Problem Statement
Given a string s, find the minimum number of insertions needed to make it a palindrome. A palindrome is a sequence that reads the same backward as forward. You can insert characters at any position in the string.
Examples
Example 1:
Input: s = "abcaa"
Output: 2
Explanation: Insert 2 characters "c", and "b" to make "abcacba", which is a palindrome.Example 2:
Input: s = "ba"
Output: 1
Explanation: Insert "a" at the beginning to make "aba", which is a palindrome.Different Approaches
1️⃣ Tabulation
Understanding:
We need to find the minimum insertions required to make a string palindrome. Let us keep the “minimum” criteria aside and think, how can we make any given string palindrome by inserting characters.
The easiest way is to add the reverse of the string at the back of the original string as shown below. This will make any string palindrome.
Here the number of characters inserted will be equal to n (length of the string). This is the maximum number of characters we can insert to make strings palindrome. The problem states us to find the minimum of insertions. Let us try to figure it out:
- To minimize the insertions, we will first try to refrain from adding those characters again which are already making the given string palindrome. For the given example, “aaa”, “aba”,”aca”, any of these are themselves palindromic components of the string. We can take any of them( as all are of equal length) and keep them intact. (let’s say “aaa”).
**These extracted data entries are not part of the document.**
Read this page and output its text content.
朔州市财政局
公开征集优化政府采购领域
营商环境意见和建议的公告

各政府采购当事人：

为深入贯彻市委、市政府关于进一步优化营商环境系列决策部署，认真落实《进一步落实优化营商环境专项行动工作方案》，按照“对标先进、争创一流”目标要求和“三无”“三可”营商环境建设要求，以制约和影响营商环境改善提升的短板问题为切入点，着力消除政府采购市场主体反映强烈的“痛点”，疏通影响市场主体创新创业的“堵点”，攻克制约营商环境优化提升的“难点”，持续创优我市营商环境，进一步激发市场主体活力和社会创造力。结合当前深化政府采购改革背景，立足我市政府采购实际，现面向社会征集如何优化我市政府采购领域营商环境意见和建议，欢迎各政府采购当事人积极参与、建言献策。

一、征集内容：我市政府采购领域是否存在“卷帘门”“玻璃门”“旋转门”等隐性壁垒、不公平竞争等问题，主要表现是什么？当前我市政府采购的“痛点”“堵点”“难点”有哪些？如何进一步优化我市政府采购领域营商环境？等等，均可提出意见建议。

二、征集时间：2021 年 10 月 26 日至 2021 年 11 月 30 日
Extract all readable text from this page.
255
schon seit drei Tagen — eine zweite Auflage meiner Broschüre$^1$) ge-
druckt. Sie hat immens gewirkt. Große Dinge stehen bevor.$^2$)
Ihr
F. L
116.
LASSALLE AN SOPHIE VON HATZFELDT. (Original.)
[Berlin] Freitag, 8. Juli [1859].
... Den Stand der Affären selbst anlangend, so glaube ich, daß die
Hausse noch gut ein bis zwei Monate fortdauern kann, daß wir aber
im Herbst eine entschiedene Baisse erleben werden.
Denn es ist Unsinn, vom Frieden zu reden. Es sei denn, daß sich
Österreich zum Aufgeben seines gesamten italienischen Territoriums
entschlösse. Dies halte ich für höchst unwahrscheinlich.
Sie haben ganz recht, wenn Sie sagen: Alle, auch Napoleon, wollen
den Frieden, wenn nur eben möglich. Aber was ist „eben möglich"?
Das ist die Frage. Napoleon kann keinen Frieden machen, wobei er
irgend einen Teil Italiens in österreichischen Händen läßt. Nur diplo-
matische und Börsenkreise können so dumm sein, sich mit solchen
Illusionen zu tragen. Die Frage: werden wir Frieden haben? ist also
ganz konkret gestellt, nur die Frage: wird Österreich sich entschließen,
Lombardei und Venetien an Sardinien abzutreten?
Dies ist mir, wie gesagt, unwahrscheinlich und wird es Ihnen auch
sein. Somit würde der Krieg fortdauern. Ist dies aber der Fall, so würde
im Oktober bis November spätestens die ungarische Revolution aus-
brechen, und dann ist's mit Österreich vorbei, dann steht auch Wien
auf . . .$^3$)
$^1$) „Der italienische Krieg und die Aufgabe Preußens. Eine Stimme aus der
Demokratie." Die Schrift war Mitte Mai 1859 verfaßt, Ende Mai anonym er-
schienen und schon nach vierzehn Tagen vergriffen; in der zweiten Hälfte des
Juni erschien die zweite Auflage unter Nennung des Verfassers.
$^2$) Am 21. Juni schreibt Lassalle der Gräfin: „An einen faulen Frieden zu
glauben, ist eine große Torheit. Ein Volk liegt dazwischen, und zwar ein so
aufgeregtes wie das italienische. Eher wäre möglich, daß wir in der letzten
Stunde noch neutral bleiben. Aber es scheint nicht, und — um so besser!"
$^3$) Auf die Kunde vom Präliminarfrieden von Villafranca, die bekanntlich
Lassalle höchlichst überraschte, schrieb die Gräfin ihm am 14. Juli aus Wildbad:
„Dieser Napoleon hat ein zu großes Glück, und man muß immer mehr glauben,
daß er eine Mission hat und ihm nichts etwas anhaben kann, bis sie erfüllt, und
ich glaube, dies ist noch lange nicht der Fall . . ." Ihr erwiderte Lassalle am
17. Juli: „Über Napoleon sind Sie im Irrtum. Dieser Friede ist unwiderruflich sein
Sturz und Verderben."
- Now, there are two characters(‘b’ and ‘c’) remaining which prevent the string from being a palindrome. We can reverse their order and add them to the string to make the entire string palindrome.
- We can do this by taking some other components (like “aca”) as well.
- In order to minimize the insertions, we need to find the length of the longest palindromic component or in other words, the longest palindromic subsequence.
Minimum Insertion required = n(length of the string) - length of longest palindromic subsequence.
Approach:
- We are given a string (say s), store its length as n.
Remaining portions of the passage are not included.